Os direitos da personalidade e o Direito do Trabalho

1. Os artigos 11 a 21 do Novo Código Civil

Ao tratar das pessoas físicas, no Título I, da Parte Geral, dedicou o Novo Código Civil (Lei n.º 10.406/02) o capítulo II exclusivamente aos direitos da personalidade (arts. 11 a 21).

O tema era usualmente tratado pela doutrina, mas não pela lei, de forma sistemática. Trata-se, pois, de referência inovadora da legislação, na parte geral do Novo Código.

Os direitos da personalidade são conceituados como direitos subjetivos de defesa do que é próprio ao ser humano: sua integridade física, sua integridade intelectual e sua integridade moral.

2. Características

Sendo o mínimo imprescindível para o ser humano desenvolver-se dignamente, os direitos da personalidade, segundo o Novo Código Civil, excepcionadas as hipóteses previstas em lei, caracterizam-se pela intransmissibilidade, irrenunciabilidade e indisponibilidade (art. 11).

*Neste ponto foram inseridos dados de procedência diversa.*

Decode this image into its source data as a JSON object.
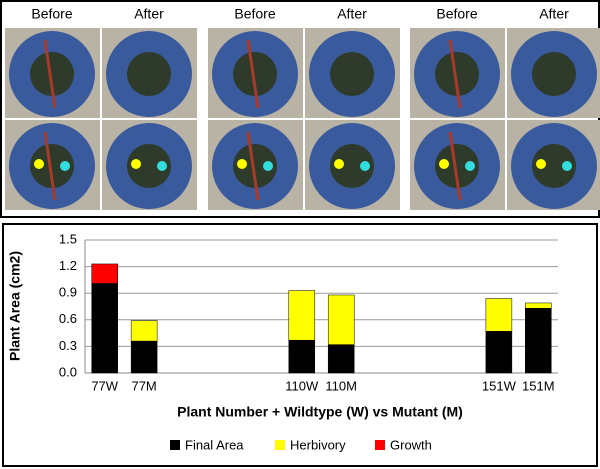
{
  "photos": {
    "labels": [
      "Before",
      "After",
      "Before",
      "After",
      "Before",
      "After"
    ]
  },
  "chart_data": {
    "type": "stacked-bar",
    "categories": [
      "77W",
      "77M",
      null,
      null,
      null,
      "110W",
      "110M",
      null,
      null,
      null,
      "151W",
      "151M"
    ],
    "series": [
      {
        "name": "Final Area",
        "color": "#000000",
        "values": [
          1.01,
          0.36,
          null,
          null,
          null,
          0.37,
          0.32,
          null,
          null,
          null,
          0.47,
          0.73
        ]
      },
      {
        "name": "Herbivory",
        "color": "#ffff00",
        "values": [
          0,
          0.23,
          null,
          null,
          null,
          0.56,
          0.56,
          null,
          null,
          null,
          0.37,
          0.06
        ]
      },
      {
        "name": "Growth",
        "color": "#ff0000",
        "values": [
          0.22,
          0,
          null,
          null,
          null,
          0,
          0,
          null,
          null,
          null,
          0,
          0
        ]
      }
    ],
    "ylabel": "Plant Area (cm2)",
    "xlabel": "Plant Number + Wildtype (W) vs Mutant (M)",
    "ylim": [
      0,
      1.5
    ],
    "yticks": [
      {
        "value": 0,
        "label": "0.0"
      },
      0.3,
      0.6,
      0.9,
      1.2,
      1.5
    ],
    "grid": true,
    "legend": "bottom"
  }
}
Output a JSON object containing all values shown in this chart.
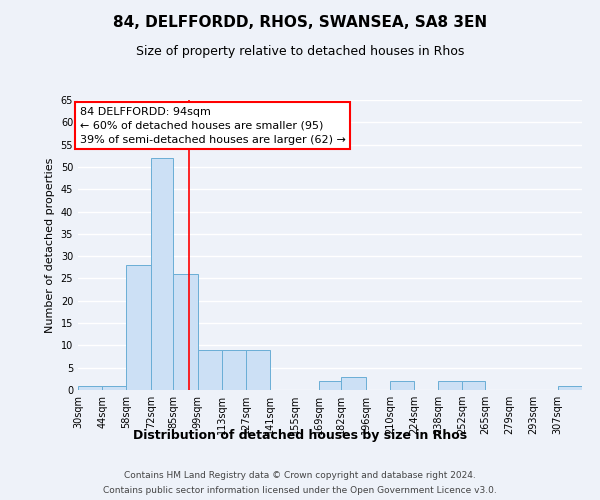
{
  "title": "84, DELFFORDD, RHOS, SWANSEA, SA8 3EN",
  "subtitle": "Size of property relative to detached houses in Rhos",
  "xlabel": "Distribution of detached houses by size in Rhos",
  "ylabel": "Number of detached properties",
  "bin_labels": [
    "30sqm",
    "44sqm",
    "58sqm",
    "72sqm",
    "85sqm",
    "99sqm",
    "113sqm",
    "127sqm",
    "141sqm",
    "155sqm",
    "169sqm",
    "182sqm",
    "196sqm",
    "210sqm",
    "224sqm",
    "238sqm",
    "252sqm",
    "265sqm",
    "279sqm",
    "293sqm",
    "307sqm"
  ],
  "bin_edges": [
    30,
    44,
    58,
    72,
    85,
    99,
    113,
    127,
    141,
    155,
    169,
    182,
    196,
    210,
    224,
    238,
    252,
    265,
    279,
    293,
    307
  ],
  "bar_heights": [
    1,
    1,
    28,
    52,
    26,
    9,
    9,
    9,
    0,
    0,
    2,
    3,
    0,
    2,
    0,
    2,
    2,
    0,
    0,
    0,
    1
  ],
  "bar_color": "#cce0f5",
  "bar_edge_color": "#6aaed6",
  "property_size": 94,
  "vline_color": "red",
  "annotation_title": "84 DELFFORDD: 94sqm",
  "annotation_line1": "← 60% of detached houses are smaller (95)",
  "annotation_line2": "39% of semi-detached houses are larger (62) →",
  "annotation_box_color": "white",
  "annotation_box_edge_color": "red",
  "ylim": [
    0,
    65
  ],
  "yticks": [
    0,
    5,
    10,
    15,
    20,
    25,
    30,
    35,
    40,
    45,
    50,
    55,
    60,
    65
  ],
  "background_color": "#eef2f9",
  "grid_color": "white",
  "title_fontsize": 11,
  "subtitle_fontsize": 9,
  "ylabel_fontsize": 8,
  "xlabel_fontsize": 9,
  "tick_fontsize": 7,
  "annotation_fontsize": 8,
  "footer_fontsize": 6.5,
  "footer_line1": "Contains HM Land Registry data © Crown copyright and database right 2024.",
  "footer_line2": "Contains public sector information licensed under the Open Government Licence v3.0."
}
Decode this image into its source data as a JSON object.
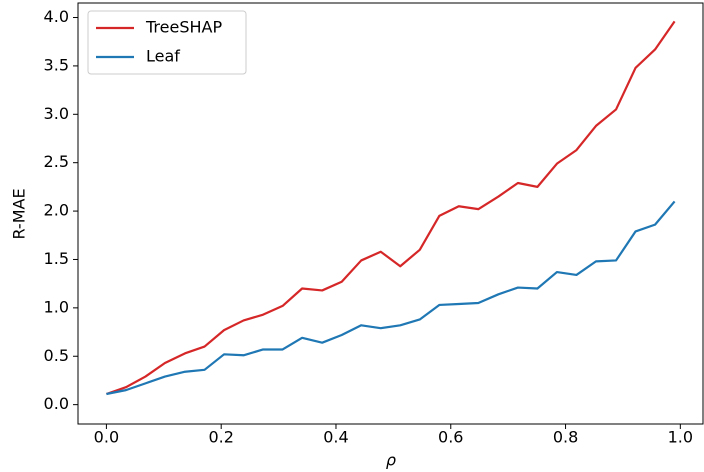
{
  "chart_data": {
    "type": "line",
    "x_label": "ρ",
    "y_label": "R-MAE",
    "x": [
      0.0,
      0.034,
      0.068,
      0.102,
      0.137,
      0.171,
      0.205,
      0.239,
      0.273,
      0.307,
      0.341,
      0.376,
      0.41,
      0.444,
      0.478,
      0.512,
      0.546,
      0.58,
      0.614,
      0.648,
      0.683,
      0.717,
      0.751,
      0.785,
      0.819,
      0.853,
      0.888,
      0.922,
      0.956,
      0.99
    ],
    "series": [
      {
        "name": "TreeSHAP",
        "color": "#d62728",
        "values": [
          0.11,
          0.18,
          0.29,
          0.43,
          0.53,
          0.6,
          0.77,
          0.87,
          0.93,
          1.02,
          1.2,
          1.18,
          1.27,
          1.49,
          1.58,
          1.43,
          1.6,
          1.95,
          2.05,
          2.02,
          2.15,
          2.29,
          2.25,
          2.49,
          2.63,
          2.88,
          3.05,
          3.48,
          3.67,
          3.96
        ]
      },
      {
        "name": "Leaf",
        "color": "#1f77b4",
        "values": [
          0.11,
          0.15,
          0.22,
          0.29,
          0.34,
          0.36,
          0.52,
          0.51,
          0.57,
          0.57,
          0.69,
          0.64,
          0.72,
          0.82,
          0.79,
          0.82,
          0.88,
          1.03,
          1.04,
          1.05,
          1.14,
          1.21,
          1.2,
          1.37,
          1.34,
          1.48,
          1.49,
          1.79,
          1.86,
          2.1
        ]
      }
    ],
    "xlim": [
      -0.0495,
      1.0395
    ],
    "ylim": [
      -0.2,
      4.15
    ],
    "xticks": [
      {
        "value": 0,
        "label": "0.0"
      },
      0.2,
      0.4,
      0.6,
      0.8,
      {
        "value": 1,
        "label": "1.0"
      }
    ],
    "yticks": [
      {
        "value": 0,
        "label": "0.0"
      },
      0.5,
      {
        "value": 1,
        "label": "1.0"
      },
      1.5,
      {
        "value": 2,
        "label": "2.0"
      },
      2.5,
      {
        "value": 3,
        "label": "3.0"
      },
      3.5,
      {
        "value": 4,
        "label": "4.0"
      }
    ],
    "grid": false,
    "legend": "upper left"
  }
}
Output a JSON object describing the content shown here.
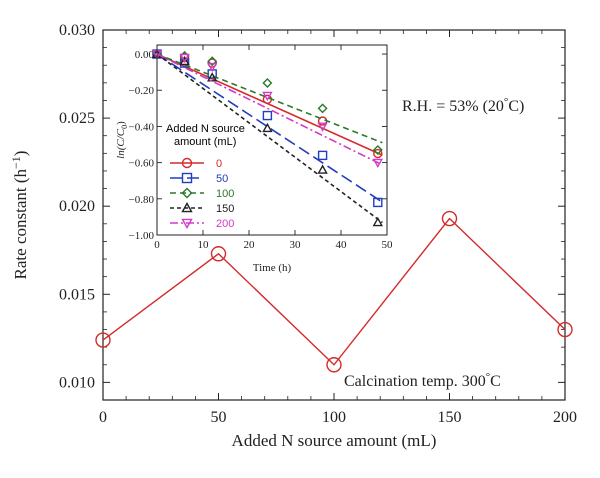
{
  "chart_data": [
    {
      "type": "line",
      "xlabel": "Added N source amount (mL)",
      "ylabel": "Rate constant (h",
      "ylabel_sup": "−1",
      "ylabel_tail": ")",
      "xlim": [
        0,
        200
      ],
      "ylim": [
        0.009,
        0.03
      ],
      "x_ticks": [
        "0",
        "50",
        "100",
        "150",
        "200"
      ],
      "y_ticks": [
        "0.010",
        "0.015",
        "0.020",
        "0.025",
        "0.030"
      ],
      "series": [
        {
          "x": [
            0,
            50,
            100,
            150,
            200
          ],
          "y": [
            0.0124,
            0.0173,
            0.011,
            0.0193,
            0.013
          ],
          "color": "#d42a2a",
          "marker": "circle"
        }
      ],
      "annotations": {
        "rh_prefix": "R.H. = 53% (20",
        "rh_suffix": "C)",
        "calc_prefix": "Calcination temp. 300",
        "calc_suffix": "C",
        "degree": "°"
      }
    },
    {
      "type": "line",
      "xlabel": "Time (h)",
      "ylabel": "ln(C/C",
      "ylabel_sub": "0",
      "ylabel_tail": ")",
      "xlim": [
        0,
        50
      ],
      "ylim": [
        -1.0,
        0.05
      ],
      "x_ticks": [
        "0",
        "10",
        "20",
        "30",
        "40",
        "50"
      ],
      "y_ticks": [
        "0.00",
        "−0.20",
        "−0.40",
        "−0.60",
        "−0.80",
        "−1.00"
      ],
      "legend": {
        "title_line1": "Added N source",
        "title_line2": "amount (mL)",
        "position": "left-center"
      },
      "series": [
        {
          "name": "0",
          "color": "#d42a2a",
          "marker": "circle",
          "dash": "",
          "x": [
            0,
            6,
            12,
            24,
            36,
            48
          ],
          "y": [
            0.0,
            -0.02,
            -0.05,
            -0.25,
            -0.37,
            -0.55
          ],
          "fit": [
            0.0,
            -0.0114
          ]
        },
        {
          "name": "50",
          "color": "#1f3ec0",
          "marker": "square",
          "dash": "12,5",
          "x": [
            0,
            6,
            12,
            24,
            36,
            48
          ],
          "y": [
            0.0,
            -0.05,
            -0.11,
            -0.34,
            -0.56,
            -0.82
          ],
          "fit": [
            0.0,
            -0.0167
          ]
        },
        {
          "name": "100",
          "color": "#2a7a2a",
          "marker": "diamond",
          "dash": "6,4",
          "x": [
            0,
            6,
            12,
            24,
            36,
            48
          ],
          "y": [
            0.0,
            -0.01,
            -0.04,
            -0.16,
            -0.3,
            -0.53
          ],
          "fit": [
            0.0,
            -0.01
          ]
        },
        {
          "name": "150",
          "color": "#222222",
          "marker": "triangle",
          "dash": "4,3",
          "x": [
            0,
            6,
            12,
            24,
            36,
            48
          ],
          "y": [
            0.0,
            -0.04,
            -0.13,
            -0.41,
            -0.64,
            -0.93
          ],
          "fit": [
            0.0,
            -0.019
          ]
        },
        {
          "name": "200",
          "color": "#d43ac8",
          "marker": "tridown",
          "dash": "8,3,2,3",
          "x": [
            0,
            6,
            12,
            24,
            36,
            48
          ],
          "y": [
            0.0,
            -0.02,
            -0.07,
            -0.23,
            -0.4,
            -0.6
          ],
          "fit": [
            0.0,
            -0.0125
          ]
        }
      ]
    }
  ]
}
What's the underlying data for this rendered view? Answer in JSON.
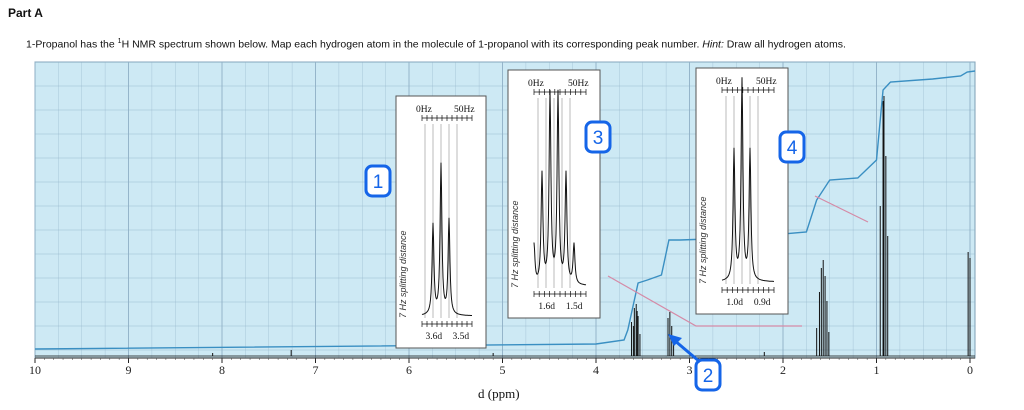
{
  "header": {
    "part_title": "Part A",
    "question_text_1": "1-Propanol has the ",
    "question_sup": "1",
    "question_text_2": "H NMR spectrum shown below. Map each hydrogen atom in the molecule of 1-propanol with its corresponding peak number. ",
    "hint_label": "Hint:",
    "hint_text": " Draw all hydrogen atoms."
  },
  "colors": {
    "grid_bg": "#cde9f4",
    "grid_line": "#8fb0c6",
    "integral": "#3a8fc2",
    "badge": "#1565e8",
    "connector": "#d58aa6"
  },
  "chart_data": {
    "type": "line",
    "xlabel": "d (ppm)",
    "xlim": [
      10,
      -0.3
    ],
    "x_ticks": [
      "10",
      "9",
      "8",
      "7",
      "6",
      "5",
      "4",
      "3",
      "2",
      "1",
      "0"
    ],
    "peaks": [
      {
        "label": "1",
        "ppm": 3.58,
        "multiplicity": "triplet"
      },
      {
        "label": "2",
        "ppm": 3.2,
        "multiplicity": "singlet"
      },
      {
        "label": "3",
        "ppm": 1.57,
        "multiplicity": "sextet"
      },
      {
        "label": "4",
        "ppm": 0.92,
        "multiplicity": "triplet"
      }
    ],
    "reference_peak_ppm": 0.0,
    "insets": [
      {
        "label": "1",
        "hz_left": "0Hz",
        "hz_right": "50Hz",
        "side_label": "7 Hz splitting distance",
        "bottom_left": "3.6d",
        "bottom_right": "3.5d"
      },
      {
        "label": "3",
        "hz_left": "0Hz",
        "hz_right": "50Hz",
        "side_label": "7 Hz splitting distance",
        "bottom_left": "1.6d",
        "bottom_right": "1.5d"
      },
      {
        "label": "4",
        "hz_left": "0Hz",
        "hz_right": "50Hz",
        "side_label": "7 Hz splitting distance",
        "bottom_left": "1.0d",
        "bottom_right": "0.9d"
      }
    ]
  }
}
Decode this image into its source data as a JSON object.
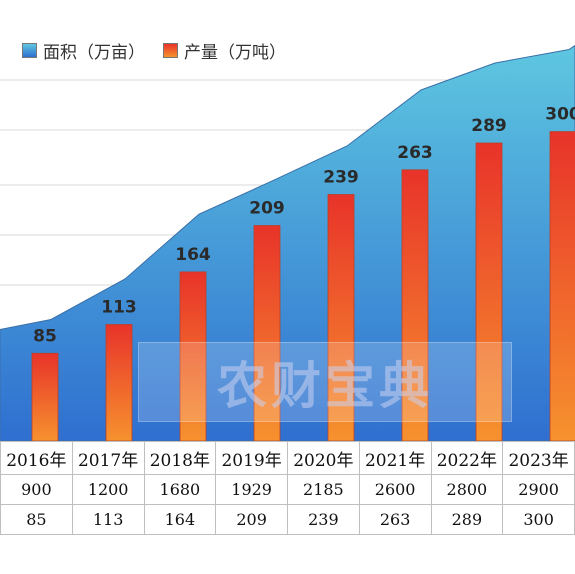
{
  "title": "",
  "legend": {
    "area_label": "面积（万亩）",
    "bar_label": "产量（万吨）"
  },
  "watermark": "农财宝典",
  "colors": {
    "area_top": "#5ec7e0",
    "area_bottom": "#2f6fd0",
    "bar_top": "#e8332a",
    "bar_bottom": "#f6922e",
    "grid": "#d9d9d9"
  },
  "chart_data": {
    "type": "bar",
    "categories": [
      "2016年",
      "2017年",
      "2018年",
      "2019年",
      "2020年",
      "2021年",
      "2022年",
      "2023年"
    ],
    "series": [
      {
        "name": "面积（万亩）",
        "type": "area",
        "values": [
          900,
          1200,
          1680,
          1929,
          2185,
          2600,
          2800,
          2900
        ]
      },
      {
        "name": "产量（万吨）",
        "type": "bar",
        "values": [
          85,
          113,
          164,
          209,
          239,
          263,
          289,
          300
        ]
      }
    ],
    "title": "",
    "xlabel": "",
    "ylabel": "",
    "grid": true,
    "legend_position": "top-left"
  },
  "table": {
    "rows": [
      {
        "cells": [
          "2016年",
          "2017年",
          "2018年",
          "2019年",
          "2020年",
          "2021年",
          "2022年",
          "2023年"
        ]
      },
      {
        "cells": [
          "900",
          "1200",
          "1680",
          "1929",
          "2185",
          "2600",
          "2800",
          "2900"
        ]
      },
      {
        "cells": [
          "85",
          "113",
          "164",
          "209",
          "239",
          "263",
          "289",
          "300"
        ]
      }
    ]
  }
}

A disponibilidade relativa desses direitos pode ser exemplificada com o direito da imagem, o direito autoral (Lei n.º 9.610/98, cessão gratuita de órgão ou tecido (Lei n.º 9.434/97, Lei n.º 10.211/01 e Dec. N.º 2.268/97)(1).

3. Tutela dos direitos da personalidade

O artigo 12 do Novo Código Civil, segundo Venosa, permite àquele que for ameaçado ou lesado em seus direitos da personalidade possa exigir que cesse a ameaça ou lesão e reclame perdas e danos, sem prejuízo de outras sanções(2).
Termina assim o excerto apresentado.